Life

I tell the story of Tony Judt. Tony Judt was a writer on recent world history whom I greatly admired.  His book “Reappraisals: Reflections on the Forgotten Twentieth Century” is a classic. He suffered and died from a motor neuron disorder, a variant of amyotrophic lateral sclerosis (ALS).

In the advanced stages of the disease – a disease which is named by doctors, appropriately one is bound to think, “the cruellest disease” – he could no longer move any of his limbs. He could not move his torso. He could still swallow, speak and move his head. But he was otherwise utterly helpless. He could not, for instance, scratch an itch. When the desire, still there in all intensity, to stretch , to point, to beckon, to bend, to shift around in any way, to stand or move or exercise came over him he had to suppress the thought and the accompanying muscle memory.

Then there was the night:
“I am sat upright at an angle of some 110° and wedged into place with folded towels and pillows, my left leg in particular turned out ballet-like to compensate for its propensity to collapse inward. This process requires considerable concentration.
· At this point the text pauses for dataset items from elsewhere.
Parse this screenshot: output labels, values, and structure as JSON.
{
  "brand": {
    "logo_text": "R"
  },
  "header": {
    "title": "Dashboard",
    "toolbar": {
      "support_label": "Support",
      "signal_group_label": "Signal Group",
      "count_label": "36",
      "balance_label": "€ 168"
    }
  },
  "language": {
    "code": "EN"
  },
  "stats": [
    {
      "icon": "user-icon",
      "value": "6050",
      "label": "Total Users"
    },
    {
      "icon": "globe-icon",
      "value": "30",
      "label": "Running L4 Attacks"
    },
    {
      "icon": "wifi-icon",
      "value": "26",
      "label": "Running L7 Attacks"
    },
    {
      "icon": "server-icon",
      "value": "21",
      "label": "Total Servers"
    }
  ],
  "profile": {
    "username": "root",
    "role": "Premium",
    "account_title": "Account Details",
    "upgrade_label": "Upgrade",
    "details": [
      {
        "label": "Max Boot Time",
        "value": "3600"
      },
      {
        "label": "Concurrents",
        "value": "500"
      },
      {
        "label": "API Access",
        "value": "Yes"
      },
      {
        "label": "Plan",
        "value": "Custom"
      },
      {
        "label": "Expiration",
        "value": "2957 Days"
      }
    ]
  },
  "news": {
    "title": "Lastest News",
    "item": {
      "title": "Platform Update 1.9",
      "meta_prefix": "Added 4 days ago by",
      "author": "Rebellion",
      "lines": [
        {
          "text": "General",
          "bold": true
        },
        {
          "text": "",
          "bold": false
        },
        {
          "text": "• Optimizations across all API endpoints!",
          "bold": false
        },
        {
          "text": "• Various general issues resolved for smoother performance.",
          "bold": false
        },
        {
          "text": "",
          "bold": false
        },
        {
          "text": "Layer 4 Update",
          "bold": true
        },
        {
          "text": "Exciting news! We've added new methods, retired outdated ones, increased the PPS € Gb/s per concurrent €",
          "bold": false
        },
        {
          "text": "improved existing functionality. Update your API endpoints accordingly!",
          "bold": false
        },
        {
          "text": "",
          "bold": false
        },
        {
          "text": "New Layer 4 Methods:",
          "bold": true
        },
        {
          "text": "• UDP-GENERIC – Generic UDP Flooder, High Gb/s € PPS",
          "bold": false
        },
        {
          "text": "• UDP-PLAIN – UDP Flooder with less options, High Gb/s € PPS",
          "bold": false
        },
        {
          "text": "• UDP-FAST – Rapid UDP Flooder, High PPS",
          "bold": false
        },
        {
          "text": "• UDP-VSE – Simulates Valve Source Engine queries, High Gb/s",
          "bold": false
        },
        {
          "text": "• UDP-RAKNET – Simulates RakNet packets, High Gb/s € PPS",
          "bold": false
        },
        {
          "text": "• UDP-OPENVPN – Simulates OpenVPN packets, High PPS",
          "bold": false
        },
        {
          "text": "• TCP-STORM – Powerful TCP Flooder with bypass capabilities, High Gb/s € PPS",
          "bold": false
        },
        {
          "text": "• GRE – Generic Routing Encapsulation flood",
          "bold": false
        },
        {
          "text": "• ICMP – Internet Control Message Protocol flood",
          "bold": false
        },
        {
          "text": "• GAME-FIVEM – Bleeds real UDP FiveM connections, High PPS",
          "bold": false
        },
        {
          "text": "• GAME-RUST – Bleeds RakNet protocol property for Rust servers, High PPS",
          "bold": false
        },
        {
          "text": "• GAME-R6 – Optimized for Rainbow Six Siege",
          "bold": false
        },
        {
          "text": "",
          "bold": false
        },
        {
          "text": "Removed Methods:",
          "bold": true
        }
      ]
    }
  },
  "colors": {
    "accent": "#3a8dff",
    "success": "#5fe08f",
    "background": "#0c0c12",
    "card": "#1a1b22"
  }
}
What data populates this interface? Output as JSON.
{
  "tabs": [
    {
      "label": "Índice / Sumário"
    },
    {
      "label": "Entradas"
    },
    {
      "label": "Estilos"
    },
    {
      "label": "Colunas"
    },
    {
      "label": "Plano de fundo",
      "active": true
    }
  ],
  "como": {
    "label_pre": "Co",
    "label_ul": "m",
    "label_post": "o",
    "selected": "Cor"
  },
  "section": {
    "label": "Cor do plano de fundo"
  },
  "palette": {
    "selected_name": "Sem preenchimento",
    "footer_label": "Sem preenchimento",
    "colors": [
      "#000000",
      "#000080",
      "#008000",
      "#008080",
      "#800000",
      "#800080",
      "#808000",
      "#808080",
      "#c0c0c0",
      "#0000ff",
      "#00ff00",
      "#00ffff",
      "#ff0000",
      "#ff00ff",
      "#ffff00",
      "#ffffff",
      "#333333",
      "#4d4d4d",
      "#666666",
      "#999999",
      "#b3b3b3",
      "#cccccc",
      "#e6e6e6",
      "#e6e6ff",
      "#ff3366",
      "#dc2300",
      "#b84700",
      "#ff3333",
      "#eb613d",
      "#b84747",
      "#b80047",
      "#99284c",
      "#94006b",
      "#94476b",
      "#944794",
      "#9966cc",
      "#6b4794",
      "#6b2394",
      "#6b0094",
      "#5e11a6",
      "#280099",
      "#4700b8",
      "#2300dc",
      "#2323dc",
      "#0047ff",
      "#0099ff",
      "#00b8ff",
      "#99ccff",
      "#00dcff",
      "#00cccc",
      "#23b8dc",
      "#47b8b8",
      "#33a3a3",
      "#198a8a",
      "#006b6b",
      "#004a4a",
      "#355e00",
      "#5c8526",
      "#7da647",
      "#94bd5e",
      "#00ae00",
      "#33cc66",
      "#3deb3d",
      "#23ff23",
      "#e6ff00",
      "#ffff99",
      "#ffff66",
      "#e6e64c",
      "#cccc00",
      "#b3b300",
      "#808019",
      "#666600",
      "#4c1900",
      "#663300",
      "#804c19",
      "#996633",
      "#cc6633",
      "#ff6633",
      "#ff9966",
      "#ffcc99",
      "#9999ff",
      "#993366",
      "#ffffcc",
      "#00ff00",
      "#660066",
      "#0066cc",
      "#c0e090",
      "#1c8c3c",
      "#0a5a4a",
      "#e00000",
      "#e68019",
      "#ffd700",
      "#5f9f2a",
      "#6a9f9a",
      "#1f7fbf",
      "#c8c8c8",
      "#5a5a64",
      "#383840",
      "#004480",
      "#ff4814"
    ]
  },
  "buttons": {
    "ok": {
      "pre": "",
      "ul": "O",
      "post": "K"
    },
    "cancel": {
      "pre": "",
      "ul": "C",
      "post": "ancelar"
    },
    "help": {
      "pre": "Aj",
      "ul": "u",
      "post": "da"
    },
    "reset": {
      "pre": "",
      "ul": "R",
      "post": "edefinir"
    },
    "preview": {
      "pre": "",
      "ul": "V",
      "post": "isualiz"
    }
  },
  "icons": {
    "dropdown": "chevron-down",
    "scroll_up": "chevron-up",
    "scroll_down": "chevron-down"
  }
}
If I allow a stray limb to be misplaced, or fail to insist on having my midriff carefully aligned with legs and head, I shall suffer the agonies of the damned later in the night.

I am then covered, my hands placed outside the blanket to afford me the illusion of mobility but wrapped nonetheless since – like the rest of me – they now suffer from a permanent sensation of cold. I am offered a final scratch on any of a dozen itchy spots from hairline to toe; the Bi-Pap breathing device in my nose is adjusted to a necessarily uncomfortable level of tightness to ensure that it does not slip in the night; my glasses are removed…and there I lie: trussed, myopic, and motionless like a modern-day mummy, alone in my corporeal prison, accompanied for the rest of the night only by my thoughts.”

You would have thought that he would have been begging God and his loved ones to find a way to end the unendurable misery of his life. Perhaps he sometimes did so entreat them. But what we know for certain he was doing was dictating a series of memories and reflections of astonishing lucidity and quality. Thus even in extremity does life find extraordinary fulfilment. With his last breaths he was trying to say something beautiful and true.

My wife was baking a ham and the fragrance spread to where I was sitting at my desk reading. I got up to enquire but the ham, stuck with cloves and coated with pineapple jam and golden Demerara sugar, was not quite ready. I took the opportunity, being up, to put on a CD of Sarah Brightman songs and her astonishingly pure and lovely voice singing ‘I’ve Been This Way Before’ filled the room. How blessed we are in the delights of our five senses each perfectly evolved to allow us to apprehend the infinite variety of the world. Taste, smell, touch, hearing, sight – every minute of every hour they combine to fill our lives with vitality and never-ending wonder. Around and around the lamp on my desk a silvery-winged moth flew.

And so I sat again and read. There are to delight us also the complex activities of the human brain at work and play, discovering truths, dreaming wonders. I was reading about the English mathematician Paul Dirac. In the last century there have been two tremendous scientific revolutions which completely changed our way of thinking. One revolution, contained in the theory of relativity for which Albert Einstein has the credit, changed how we think about space and time. The other revolution was even more profound and changed the way we think about virtually everything in physics – but also in chemistry, in biology and in philosophy. It changed the way we think about cause and effect, past and future, fact and probability. This revolution was contained in the discovery and elucidation of quantum mechanics. And the architect, the purest and boldest thinker, in this revolution was Paul Dirac, hardly known at all compared with Einstein.

My mind filled with wonder and intellectual delight as I read of this remarkable man who remains so silent in history yet who by sheer thought transformed the world and all our lives. Enthralled at my desk, how worthwhile life seemed, how marvellous to be able to catch a glimpse of genius and feel a very little bit his insights enter my mind.

Outside my lamp-lit study, beyond the great trees in the garden, there was an absolutely clear sky, the heavens a hive of golden bees on the black branch of the night. And stretching infinitely far beyond the farthest limits of what is known the cascading galaxies collide with nothingness and one becomes entitled to imagine God.

The glory of being alive. I think of Tony Judt signalling to the end from the iron prison of himself. I think of Paul Dirac and the extraordinary equations in his mind. I think of the starry heavens reaching ever outwards, reaching out for what and why? And now my wife calls out – the ham is baked and ready and I can come and get a first, fragrant slice if I want.